Teodora and her sister Boryana, daughters of Sevdalina and Panayot Panayotov, grew up in an environment of intellectuals-teacher, highly critical to the Communist regime. Born in Sofia, they lived also in Chepelare, where their mother was a teacher, and their father director of “Vassil Dechev” Secondary High School.
Teodora Panayotova graduated from Sofia University with Master Degree in Philology and Higher Education. She worked as a lecturer at the Institute for Foreign Students in Sofia; she participated in the informal movements of the 1980s; was co-founder of the teachers and the journalists trade union “Podkrepa”. Actively supporting the political change to democracy, since 10 November 1989, Teodora Panayotova has been working in the oppositional newspapers
Reporters 7,
Podkrepa and
Democracy.

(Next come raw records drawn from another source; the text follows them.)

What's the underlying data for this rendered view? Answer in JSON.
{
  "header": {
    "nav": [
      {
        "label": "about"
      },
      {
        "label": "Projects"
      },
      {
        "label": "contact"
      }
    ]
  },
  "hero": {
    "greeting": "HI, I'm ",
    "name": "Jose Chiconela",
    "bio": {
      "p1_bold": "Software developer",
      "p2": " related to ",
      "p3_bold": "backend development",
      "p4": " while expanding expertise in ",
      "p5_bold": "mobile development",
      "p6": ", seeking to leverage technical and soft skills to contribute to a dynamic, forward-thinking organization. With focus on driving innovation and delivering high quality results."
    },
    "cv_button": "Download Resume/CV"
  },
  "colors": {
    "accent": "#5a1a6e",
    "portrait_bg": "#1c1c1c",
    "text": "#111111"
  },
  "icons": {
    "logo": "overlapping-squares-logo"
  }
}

She also became member of the the Union of Democratic Forces (UDF): a broad coalition established in December 1989 by a group of non-governmental organizations and restored parties from the period prior to the establishment of the communist regime.
Since their childhood, Teodora and her sister Boryana witnessed the activity of their mother, "who has always provoked the disapproval of the socialist power. As a teacher, screenwriter and theater director, Sevdalina Panayotova, for half of a century, created scenarios and plays that were stopped and obstructed by the institutions, but which raised generations of courage, civic position, activity and anti-communist thinking."
Teodora explains her anticommunist beliefs by the characteristics of the totalitarian regime: "To enforce and to survive, the regime systematically and purposefully destroyed the basic moral norms and transformed the amoral behavior into normality: murder, lawlessness, betrayal, slander, lying, duplicity, falsification, corruption etc. At the same time, the regime held the population subject to fear and terror, which turned paranoia into a constantly mental state, destroying trust among people. And trust is the foundation of every society."
Having beeing parent herself in non-fear and non-obedience, Teodora Panayotova maintains that "the claim that there was no resistance in Bulgaria against the communist regime, comparing it with the 1956 Hungarian uprising, the Czech 1968 revolution and the Polish resistance 1981, is not true. In the first years after 9.IX.1944 there was the so-called Goryanstvo movement. These were militarized bands who fought against the communist regime and who were killed in very cruel way. Periodically in Bulgaria there were groups and individuals who have been against the communist regime, and who therefore spend years in forced labour camps or in prisons, or have been objects of dismissal, interrogations and other repressive measures; or forced to emigrate. One such group was also around Sevdalina Panayotova, whose collection we are presenting."
Her understanding of cultural opposition Teodora Panayotova expresses as follows: "Cultural opposition is an opposition through the means of culture in the narrow sense of the word, i.e. through the forms of art (verbal and non-verbal, of written and oral speech, which includes education). During the 45 years of socialist Bulgaria there was a cultural opposition, which is less expressed in works (written, paintings, sculptures, theatrical and musical) directed openly against the totalitarian power, but more in getting out from the established interpretation of works and breaking the pattern of socialist realism."